The government is seeking to increase the 2009 budget for the Ministry of Defense to $500 million, nearly 70 percent more than the year before, a finance lawmaker confirmed Monday.

The increase in defense spending, which the government had sought to reduce in recent years, comes as a sometimes violent military standoff with Thailand continues.

The standoff has made national defense a top priority for the government, said Cheam Yiep, head of the National Assembly's finance committee, and a member of the Cambodian People's Party.

The armed forces need a proper military base, improved wages and health care, better uniforms and better training, he said.

The money for the extra spending would come from a budgetary reserve, Cheam Yiep said.

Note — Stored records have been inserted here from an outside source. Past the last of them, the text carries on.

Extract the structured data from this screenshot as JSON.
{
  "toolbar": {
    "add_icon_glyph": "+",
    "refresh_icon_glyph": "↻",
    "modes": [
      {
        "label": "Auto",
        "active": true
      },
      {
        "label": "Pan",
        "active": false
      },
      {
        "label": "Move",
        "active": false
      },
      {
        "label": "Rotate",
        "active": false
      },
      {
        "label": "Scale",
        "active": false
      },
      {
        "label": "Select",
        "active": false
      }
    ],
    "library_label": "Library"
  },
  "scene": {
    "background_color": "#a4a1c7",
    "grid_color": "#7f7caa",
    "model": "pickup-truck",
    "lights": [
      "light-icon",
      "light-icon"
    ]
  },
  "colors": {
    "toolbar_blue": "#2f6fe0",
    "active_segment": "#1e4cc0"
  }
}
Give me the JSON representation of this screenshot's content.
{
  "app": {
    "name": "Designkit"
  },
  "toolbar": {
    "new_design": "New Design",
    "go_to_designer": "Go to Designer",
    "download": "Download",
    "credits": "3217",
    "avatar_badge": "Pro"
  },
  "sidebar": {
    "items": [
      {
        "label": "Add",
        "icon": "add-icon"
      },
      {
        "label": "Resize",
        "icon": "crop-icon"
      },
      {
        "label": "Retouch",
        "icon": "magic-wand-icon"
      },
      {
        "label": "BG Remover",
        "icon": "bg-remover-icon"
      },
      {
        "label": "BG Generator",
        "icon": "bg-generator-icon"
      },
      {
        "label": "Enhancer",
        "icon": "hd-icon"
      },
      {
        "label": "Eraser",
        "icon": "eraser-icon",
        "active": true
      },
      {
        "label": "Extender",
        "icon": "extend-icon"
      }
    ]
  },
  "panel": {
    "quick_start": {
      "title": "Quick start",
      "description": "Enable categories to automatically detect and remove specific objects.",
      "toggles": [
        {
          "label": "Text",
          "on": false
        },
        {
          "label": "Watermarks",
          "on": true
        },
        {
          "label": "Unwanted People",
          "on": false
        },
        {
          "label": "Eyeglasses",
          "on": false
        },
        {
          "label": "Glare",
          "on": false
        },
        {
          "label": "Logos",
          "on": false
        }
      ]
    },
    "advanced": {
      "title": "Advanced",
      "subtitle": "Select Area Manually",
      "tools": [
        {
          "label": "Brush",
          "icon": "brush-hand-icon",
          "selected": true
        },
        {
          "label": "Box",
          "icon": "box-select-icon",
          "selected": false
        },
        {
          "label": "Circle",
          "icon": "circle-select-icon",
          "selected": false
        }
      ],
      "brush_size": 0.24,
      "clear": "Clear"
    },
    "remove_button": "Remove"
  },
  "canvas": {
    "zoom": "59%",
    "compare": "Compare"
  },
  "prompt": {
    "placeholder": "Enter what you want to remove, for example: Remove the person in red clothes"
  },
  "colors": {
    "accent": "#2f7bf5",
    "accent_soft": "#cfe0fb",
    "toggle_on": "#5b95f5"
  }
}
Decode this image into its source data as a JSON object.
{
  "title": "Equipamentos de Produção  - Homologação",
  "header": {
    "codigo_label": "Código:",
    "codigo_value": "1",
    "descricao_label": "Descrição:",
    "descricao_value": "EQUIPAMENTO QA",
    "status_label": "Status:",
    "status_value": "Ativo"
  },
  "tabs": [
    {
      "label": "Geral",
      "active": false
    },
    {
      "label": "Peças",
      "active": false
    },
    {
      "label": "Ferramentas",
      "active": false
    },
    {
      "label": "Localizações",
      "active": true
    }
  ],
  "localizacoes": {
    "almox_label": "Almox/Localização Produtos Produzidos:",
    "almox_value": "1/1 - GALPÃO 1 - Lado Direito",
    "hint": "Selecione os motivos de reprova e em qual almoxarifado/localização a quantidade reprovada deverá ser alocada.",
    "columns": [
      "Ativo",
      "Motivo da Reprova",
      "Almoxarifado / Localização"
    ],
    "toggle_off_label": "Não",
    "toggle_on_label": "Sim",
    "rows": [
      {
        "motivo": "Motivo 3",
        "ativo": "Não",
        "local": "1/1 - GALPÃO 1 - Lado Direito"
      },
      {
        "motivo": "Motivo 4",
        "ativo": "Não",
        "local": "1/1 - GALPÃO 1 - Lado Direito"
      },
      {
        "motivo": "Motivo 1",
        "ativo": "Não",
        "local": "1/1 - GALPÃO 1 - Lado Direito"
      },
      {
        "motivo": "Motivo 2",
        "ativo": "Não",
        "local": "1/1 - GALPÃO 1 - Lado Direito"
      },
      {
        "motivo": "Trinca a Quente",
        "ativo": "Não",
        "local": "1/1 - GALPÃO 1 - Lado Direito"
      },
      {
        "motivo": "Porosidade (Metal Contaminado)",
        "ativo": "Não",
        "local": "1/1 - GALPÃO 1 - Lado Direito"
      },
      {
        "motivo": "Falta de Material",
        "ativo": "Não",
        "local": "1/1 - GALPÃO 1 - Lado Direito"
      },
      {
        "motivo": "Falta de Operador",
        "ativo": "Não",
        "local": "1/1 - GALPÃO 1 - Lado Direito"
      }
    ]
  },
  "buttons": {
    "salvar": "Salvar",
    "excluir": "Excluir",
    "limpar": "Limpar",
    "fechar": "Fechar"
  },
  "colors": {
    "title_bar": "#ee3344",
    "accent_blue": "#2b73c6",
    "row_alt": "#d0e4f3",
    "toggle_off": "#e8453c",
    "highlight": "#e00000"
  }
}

However, opposition Sam Rainsy Party lawmaker Son Chhay said Monday the reserve budget should not be depleted for improving the military. The reserve budget was designed for emergencies such as natural disasters, he said.

"I don't agree with the use of the reserve budget for national defense," he said.

The increased budget for the military will hurt Cambodia's growing economy, he said, citing the US's war with Iraq as an example.

Cambodia is a small country, with 40 percent of its people living in poverty, "so all of the annual budget should be taken care of and have proper evaluation before we send it to the National Assembly," Son Chhay said.

Officials at the Ministry of Economy and Finance declined to comment on the budget, which was proposed by the Ministry of Defense and must be folded into the full 2009 budget for parliamentary approval.

Kong Chandararoth, an economist and director of the Economic Development Institute, said he agreed with the defense increase.

Cambodia's national defense is not at international standards, "so we should increase the national budget" for defense, he said.

Cambodia's total annual budget was increasing every year, so an increase in the defense budget would be proper, he said.

The budget increase comes as the border standoff continues, despite a round of border talks by military commanders in Siem Reap last week and vows by the countries' two prime ministers to prevent further bloodshed.

Cambodia has complained that during a brief round of fighting earlier this month Thai soldiers damaged a corner of Preah Vihear temple, where adjacent land on a disputed border is at the heart of the military buildup.

Thailand issued a statement Monday denying it had fired at the temple and claiming Thai soldiers in the Oct. 15 fighting had been fired on by rockets and mortars, as well as rifles.